[CR]Licensing agreement between Huffy and Raleigh? Haven't a clue!


Example: Framebuilding:Brazing Technique
From: "garth libre" <rabbitman@mindspring.com>
To: <classicrendezvous@bikelist.org>
Date: Wed, 6 Feb 2002 18:29:08 -0500
Subject: [CR]Licensing agreement between Huffy and Raleigh? Haven't a clue!

I can understand why Raleigh would license its name to Huffy for increased profits, but wouldn't Raleigh suffer undue damage if Huffy started putting the Raleigh name on gas pipe, ugly trash? If Huffy wanted to break into the up-scale lightweight biz, then why not just invent a new upscale name and market under that. By the mid 80's, Raleigh was already starting to show signs of becoming insignificant in name recognition for those seeking a lightweight race machine, or even a trendy touring model.
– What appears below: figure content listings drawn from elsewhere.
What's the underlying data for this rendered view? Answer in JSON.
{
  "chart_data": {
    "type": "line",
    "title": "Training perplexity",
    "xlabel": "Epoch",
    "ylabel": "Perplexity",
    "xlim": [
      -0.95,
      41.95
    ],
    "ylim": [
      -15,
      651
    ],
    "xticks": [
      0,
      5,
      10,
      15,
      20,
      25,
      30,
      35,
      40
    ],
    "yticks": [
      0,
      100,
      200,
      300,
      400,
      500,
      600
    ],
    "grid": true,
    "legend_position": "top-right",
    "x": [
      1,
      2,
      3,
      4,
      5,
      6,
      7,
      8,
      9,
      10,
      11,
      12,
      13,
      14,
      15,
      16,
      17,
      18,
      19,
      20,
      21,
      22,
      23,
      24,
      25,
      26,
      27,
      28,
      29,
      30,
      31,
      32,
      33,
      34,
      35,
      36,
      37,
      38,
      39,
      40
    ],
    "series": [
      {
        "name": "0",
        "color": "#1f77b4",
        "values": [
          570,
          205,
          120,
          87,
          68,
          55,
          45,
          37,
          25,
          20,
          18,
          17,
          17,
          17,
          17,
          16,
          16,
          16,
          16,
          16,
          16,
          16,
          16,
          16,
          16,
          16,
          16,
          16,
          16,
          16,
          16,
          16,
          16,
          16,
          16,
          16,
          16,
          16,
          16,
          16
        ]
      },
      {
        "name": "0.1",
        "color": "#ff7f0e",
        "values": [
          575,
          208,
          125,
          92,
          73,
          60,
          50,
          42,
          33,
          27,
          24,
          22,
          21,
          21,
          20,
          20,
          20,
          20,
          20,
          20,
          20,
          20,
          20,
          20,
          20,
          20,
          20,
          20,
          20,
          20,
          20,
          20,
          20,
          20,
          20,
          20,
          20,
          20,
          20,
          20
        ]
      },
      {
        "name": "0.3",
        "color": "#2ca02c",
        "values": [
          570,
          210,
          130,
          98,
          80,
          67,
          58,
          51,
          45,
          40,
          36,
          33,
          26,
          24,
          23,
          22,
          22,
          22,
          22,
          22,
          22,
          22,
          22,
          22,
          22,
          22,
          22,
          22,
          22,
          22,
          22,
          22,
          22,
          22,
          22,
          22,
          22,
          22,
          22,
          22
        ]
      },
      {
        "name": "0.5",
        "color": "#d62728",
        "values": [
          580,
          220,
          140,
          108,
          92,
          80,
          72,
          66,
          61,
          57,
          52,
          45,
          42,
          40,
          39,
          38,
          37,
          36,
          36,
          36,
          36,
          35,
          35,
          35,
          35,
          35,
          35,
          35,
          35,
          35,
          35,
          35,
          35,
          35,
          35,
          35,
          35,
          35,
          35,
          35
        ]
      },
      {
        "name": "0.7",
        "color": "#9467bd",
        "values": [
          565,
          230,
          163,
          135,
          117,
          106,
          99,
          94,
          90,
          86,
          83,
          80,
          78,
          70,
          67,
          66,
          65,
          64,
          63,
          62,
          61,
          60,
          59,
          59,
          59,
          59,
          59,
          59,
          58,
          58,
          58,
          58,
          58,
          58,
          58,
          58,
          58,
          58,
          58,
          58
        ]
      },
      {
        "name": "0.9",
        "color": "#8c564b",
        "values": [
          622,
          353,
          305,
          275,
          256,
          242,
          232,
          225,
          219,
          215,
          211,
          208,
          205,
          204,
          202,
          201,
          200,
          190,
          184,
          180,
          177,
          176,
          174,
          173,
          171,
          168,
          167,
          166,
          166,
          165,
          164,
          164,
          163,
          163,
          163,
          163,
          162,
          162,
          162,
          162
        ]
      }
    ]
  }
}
When I was looking for a new race bike in the early 80's, I rode everything I could in the many San Francisco stores, but I never even came across a single Raleigh model anything. There were Schwinn, Lotus, Centurion, Fuji, Sikai, Shogun, and Bianchi and others in the mid price group, and a handful of super bikes made by Japanese and Italian manufacturers, but no Raleigh shops on the scene. It seems by the mid early 80's a manufacturer needed a complete line of race bikes and touring bikes in all price steps. Huffy had only the worst reputation, and that's the price you pay for selling your wares to Sears and K-mart. At least Raleigh died a noble death, after a brave fight in the late 80's to be recognized for being a fine manufacturer. Many people even consider their current line of race bikes to be the best value around, I believe this just may be true for those looking for a great value on a 105 or Ultegra aluminum model. (OT final sentence) Garth Libre in Surfside Fl.